While voters might be swayed by Peterson's most recent effort - his worst game of the year in Edmonton's 55-9 loss to Saskatchewan last Saturday in Regina where he dropped three balls - Kelly is trying to remind people of the bigger picture.
"I think he has seven drops for the season and three of them were in that one game," remarked Kelly.
"If you are catching 91 balls, chances are you are going to drop a couple because there are a lot of balls coming your way.
"I don't think anybody should freak out over that."
Statistics aside, Peterson's desire to step up and fill Tucker's leadership void has Kelly comparing his pupil to one of the best this game has ever seen.
"I think he has really talked to the younger players about the differences of the Canadian game compared to the U.S. game," continued Kelly.
"He has been a calming factor when things have maybe got a little bit out of hand during the course of the game.
"He has taken great ownership of how we practise and how that practice relates to how we play.
"The way he has contributed in meetings as far as how he is seeing how a certain individual is playing and how we can take advantage of it.

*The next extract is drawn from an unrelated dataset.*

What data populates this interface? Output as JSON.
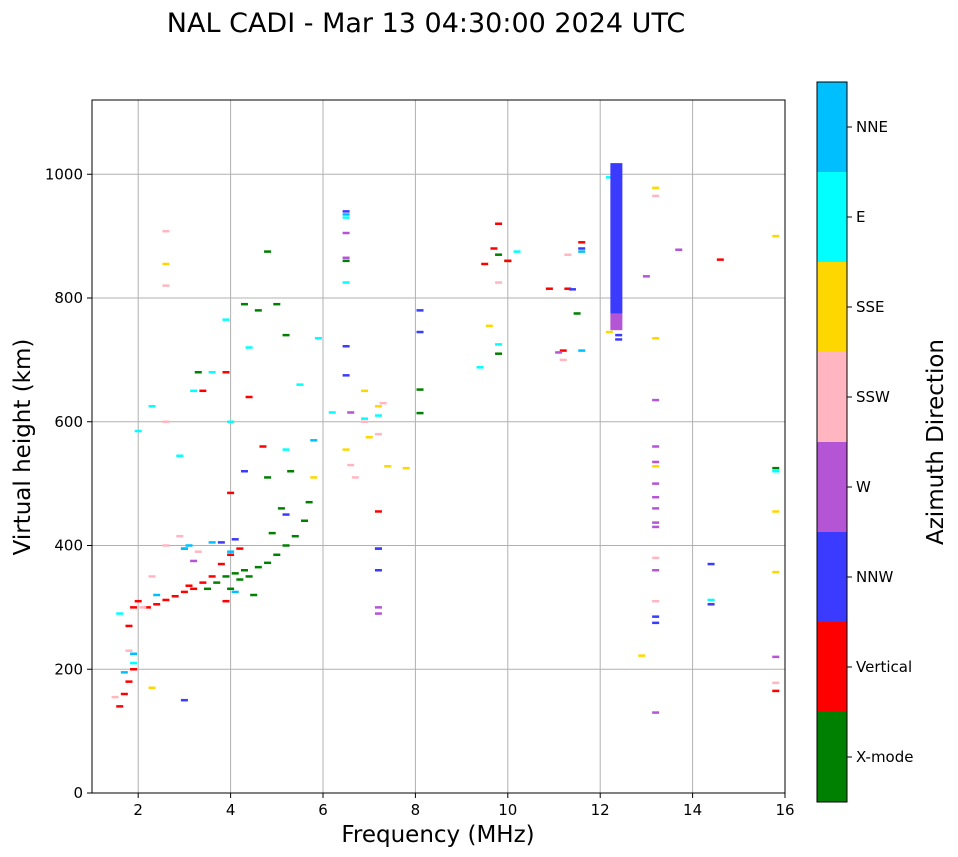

"It has been very rare - and I have been doing this for almost 30 years - that I have seen a player step up and take this kind of command that hasn't been a quarterback.
"This is close to some of the things (Matt) Dunigan used to do."
Whether enough media voters in Edmonton or across the country listen to Kelly is unclear.
But in this game of campaigning through the media, Peterson needs to get on track with his spokesperson.
In another sign of what a humble team player Peterson is, he wouldn't have given himself a vote as the Esks' most outstanding Canadian.
Peterson would have voted for special teams starter and part-time running back Calvin McCarty.
"I think he does more - all the special teams, we ask so much from him," said Peterson.